Published online by Cambridge University Press: 05 June 2012
Connections are easy; relationships are hard.
(Lesser and Cothrel 2004, p. 29)There are many elements of the larger organizational context, such as pay and promotion systems, which can impinge on human relationships in KN. However, the focus of this chapter will be on how the human composition of the organization affects the development of KN. Generally researchers have focused on the macro nature of the human environment either in terms of climate or cultural impacts, regarding these phenomena as the macro-media that flavor any interactions embedded within them and the resulting development of particular KN. For example, closed climates are likely to be associated with particularly constrained, fragmented networks that inhibit the free flow of information. Here I first discuss one aspect of macro-media, organizational demography, or the nature of the human composition of the workplace. How individuals come to understand their roles in organizations is a unique form of tacit knowledge which I discuss by focusing on role ambiguity.

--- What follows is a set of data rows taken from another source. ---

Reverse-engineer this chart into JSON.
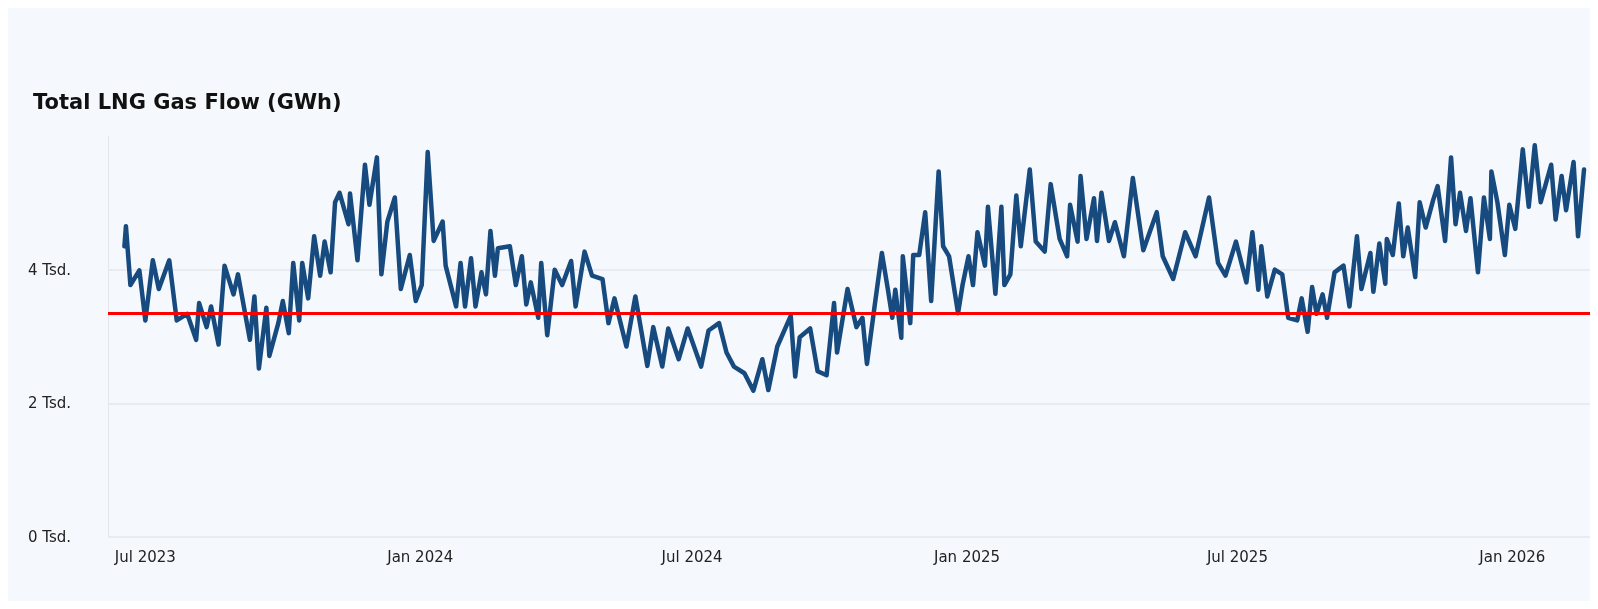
{
  "chart_data": {
    "type": "line",
    "title": "Total LNG Gas Flow (GWh)",
    "color": "#174a7e",
    "marker": "none",
    "line_style": "solid",
    "grid": "y",
    "xlim": [
      "2023-06-06",
      "2026-02-22"
    ],
    "xticks": [
      {
        "value": "2023-07",
        "label": "Jul 2023"
      },
      {
        "value": "2024-01",
        "label": "Jan 2024"
      },
      {
        "value": "2024-07",
        "label": "Jul 2024"
      },
      {
        "value": "2025-01",
        "label": "Jan 2025"
      },
      {
        "value": "2025-07",
        "label": "Jul 2025"
      },
      {
        "value": "2026-01",
        "label": "Jan 2026"
      }
    ],
    "ylim": [
      0,
      6
    ],
    "yticks": [
      {
        "value": 0,
        "label": "0 Tsd."
      },
      {
        "value": 2,
        "label": "2 Tsd."
      },
      {
        "value": 4,
        "label": "4 Tsd."
      }
    ],
    "ref_lines": [
      {
        "axis": "y",
        "value": 3.35,
        "color": "#ff0000"
      }
    ],
    "x": [
      "2023-06-17",
      "2023-06-18",
      "2023-06-21",
      "2023-06-27",
      "2023-07-01",
      "2023-07-06",
      "2023-07-10",
      "2023-07-17",
      "2023-07-22",
      "2023-07-29",
      "2023-08-04",
      "2023-08-06",
      "2023-08-11",
      "2023-08-14",
      "2023-08-19",
      "2023-08-23",
      "2023-08-29",
      "2023-09-01",
      "2023-09-09",
      "2023-09-12",
      "2023-09-15",
      "2023-09-20",
      "2023-09-22",
      "2023-09-28",
      "2023-10-01",
      "2023-10-05",
      "2023-10-08",
      "2023-10-12",
      "2023-10-14",
      "2023-10-18",
      "2023-10-22",
      "2023-10-26",
      "2023-10-29",
      "2023-11-02",
      "2023-11-05",
      "2023-11-08",
      "2023-11-14",
      "2023-11-15",
      "2023-11-20",
      "2023-11-25",
      "2023-11-28",
      "2023-12-03",
      "2023-12-06",
      "2023-12-10",
      "2023-12-15",
      "2023-12-19",
      "2023-12-25",
      "2023-12-29",
      "2024-01-02",
      "2024-01-06",
      "2024-01-10",
      "2024-01-16",
      "2024-01-18",
      "2024-01-25",
      "2024-01-28",
      "2024-01-31",
      "2024-02-04",
      "2024-02-07",
      "2024-02-11",
      "2024-02-14",
      "2024-02-17",
      "2024-02-20",
      "2024-02-22",
      "2024-03-01",
      "2024-03-05",
      "2024-03-09",
      "2024-03-12",
      "2024-03-15",
      "2024-03-20",
      "2024-03-22",
      "2024-03-26",
      "2024-03-31",
      "2024-04-05",
      "2024-04-11",
      "2024-04-14",
      "2024-04-20",
      "2024-04-25",
      "2024-05-02",
      "2024-05-06",
      "2024-05-10",
      "2024-05-18",
      "2024-05-24",
      "2024-06-01",
      "2024-06-05",
      "2024-06-11",
      "2024-06-15",
      "2024-06-22",
      "2024-06-28",
      "2024-07-07",
      "2024-07-12",
      "2024-07-19",
      "2024-07-24",
      "2024-07-29",
      "2024-08-05",
      "2024-08-11",
      "2024-08-17",
      "2024-08-21",
      "2024-08-27",
      "2024-09-05",
      "2024-09-08",
      "2024-09-11",
      "2024-09-18",
      "2024-09-23",
      "2024-09-29",
      "2024-10-04",
      "2024-10-06",
      "2024-10-13",
      "2024-10-19",
      "2024-10-23",
      "2024-10-26",
      "2024-10-31",
      "2024-11-05",
      "2024-11-09",
      "2024-11-12",
      "2024-11-14",
      "2024-11-18",
      "2024-11-19",
      "2024-11-24",
      "2024-11-26",
      "2024-11-30",
      "2024-12-04",
      "2024-12-08",
      "2024-12-13",
      "2024-12-16",
      "2024-12-20",
      "2024-12-26",
      "2024-12-29",
      "2025-01-02",
      "2025-01-05",
      "2025-01-08",
      "2025-01-13",
      "2025-01-15",
      "2025-01-20",
      "2025-01-24",
      "2025-01-26",
      "2025-01-30",
      "2025-02-03",
      "2025-02-06",
      "2025-02-12",
      "2025-02-16",
      "2025-02-22",
      "2025-02-26",
      "2025-03-04",
      "2025-03-09",
      "2025-03-11",
      "2025-03-16",
      "2025-03-18",
      "2025-03-22",
      "2025-03-27",
      "2025-03-29",
      "2025-04-01",
      "2025-04-06",
      "2025-04-10",
      "2025-04-16",
      "2025-04-22",
      "2025-04-29",
      "2025-05-08",
      "2025-05-12",
      "2025-05-19",
      "2025-05-27",
      "2025-06-03",
      "2025-06-12",
      "2025-06-18",
      "2025-06-23",
      "2025-06-30",
      "2025-07-07",
      "2025-07-11",
      "2025-07-15",
      "2025-07-17",
      "2025-07-21",
      "2025-07-26",
      "2025-07-31",
      "2025-08-04",
      "2025-08-10",
      "2025-08-13",
      "2025-08-17",
      "2025-08-20",
      "2025-08-23",
      "2025-08-27",
      "2025-08-30",
      "2025-09-04",
      "2025-09-10",
      "2025-09-14",
      "2025-09-19",
      "2025-09-22",
      "2025-09-28",
      "2025-09-30",
      "2025-10-04",
      "2025-10-08",
      "2025-10-09",
      "2025-10-13",
      "2025-10-17",
      "2025-10-20",
      "2025-10-23",
      "2025-10-28",
      "2025-10-31",
      "2025-11-04",
      "2025-11-09",
      "2025-11-12",
      "2025-11-17",
      "2025-11-21",
      "2025-11-24",
      "2025-11-27",
      "2025-12-01",
      "2025-12-04",
      "2025-12-09",
      "2025-12-13",
      "2025-12-17",
      "2025-12-18",
      "2025-12-22",
      "2025-12-27",
      "2025-12-30",
      "2026-01-03",
      "2026-01-08",
      "2026-01-12",
      "2026-01-16",
      "2026-01-20",
      "2026-01-27",
      "2026-01-30",
      "2026-02-03",
      "2026-02-06",
      "2026-02-11",
      "2026-02-14",
      "2026-02-18"
    ],
    "values": [
      4.35,
      4.65,
      3.77,
      3.99,
      3.24,
      4.14,
      3.71,
      4.14,
      3.24,
      3.34,
      2.95,
      3.5,
      3.14,
      3.45,
      2.88,
      4.06,
      3.63,
      3.93,
      2.95,
      3.6,
      2.52,
      3.43,
      2.71,
      3.2,
      3.53,
      3.05,
      4.1,
      3.24,
      4.1,
      3.57,
      4.5,
      3.91,
      4.42,
      3.96,
      5.01,
      5.15,
      4.68,
      5.14,
      4.14,
      5.57,
      4.97,
      5.68,
      3.93,
      4.72,
      5.08,
      3.71,
      4.22,
      3.53,
      3.77,
      5.76,
      4.43,
      4.72,
      4.06,
      3.45,
      4.1,
      3.45,
      4.17,
      3.45,
      3.96,
      3.63,
      4.58,
      3.91,
      4.32,
      4.35,
      3.77,
      4.2,
      3.48,
      3.81,
      3.28,
      4.1,
      3.02,
      4,
      3.77,
      4.13,
      3.45,
      4.27,
      3.91,
      3.86,
      3.2,
      3.57,
      2.85,
      3.6,
      2.56,
      3.14,
      2.55,
      3.12,
      2.66,
      3.12,
      2.55,
      3.09,
      3.2,
      2.76,
      2.55,
      2.45,
      2.19,
      2.66,
      2.2,
      2.85,
      3.31,
      2.4,
      2.99,
      3.12,
      2.48,
      2.42,
      3.5,
      2.76,
      3.71,
      3.14,
      3.28,
      2.59,
      3.43,
      4.25,
      3.71,
      3.28,
      3.7,
      2.98,
      4.2,
      3.2,
      4.22,
      4.22,
      4.86,
      3.53,
      5.47,
      4.35,
      4.2,
      3.35,
      3.77,
      4.2,
      3.77,
      4.56,
      4.06,
      4.94,
      3.64,
      4.94,
      3.77,
      3.93,
      5.11,
      4.35,
      5.5,
      4.42,
      4.27,
      5.28,
      4.46,
      4.2,
      4.97,
      4.42,
      5.4,
      4.46,
      5.07,
      4.43,
      5.15,
      4.43,
      4.71,
      4.2,
      5.37,
      4.29,
      4.86,
      4.2,
      3.86,
      4.56,
      4.2,
      5.08,
      4.1,
      3.91,
      4.42,
      3.81,
      4.56,
      3.7,
      4.35,
      3.6,
      4,
      3.93,
      3.28,
      3.24,
      3.57,
      3.07,
      3.74,
      3.34,
      3.63,
      3.28,
      3.96,
      4.06,
      3.45,
      4.5,
      3.71,
      4.25,
      3.67,
      4.39,
      3.79,
      4.46,
      4.22,
      4.99,
      4.2,
      4.63,
      3.89,
      5.01,
      4.63,
      5.04,
      5.25,
      4.43,
      5.68,
      4.68,
      5.15,
      4.58,
      5.07,
      3.96,
      5.08,
      4.46,
      5.47,
      5.01,
      4.22,
      4.97,
      4.61,
      5.8,
      4.94,
      5.86,
      5.01,
      5.57,
      4.75,
      5.4,
      4.89,
      5.61,
      4.5,
      5.5
    ]
  }
}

I then turn to the more classic micro issues related to motivations and individual ignorance, before returning to issues of status and face that blend these two perspectives.
Organizational demography
Organizational demography refers to the composition of the human membership of the organization in terms of such basic attributes as sex and age (Pfeffer 1982). It has been argued that the distribution of such attributes in an organization's population has important consequences for institutions and their members, especially so in the transfer of knowledge (McPherson, Smith-Lovin, and Cook 2001).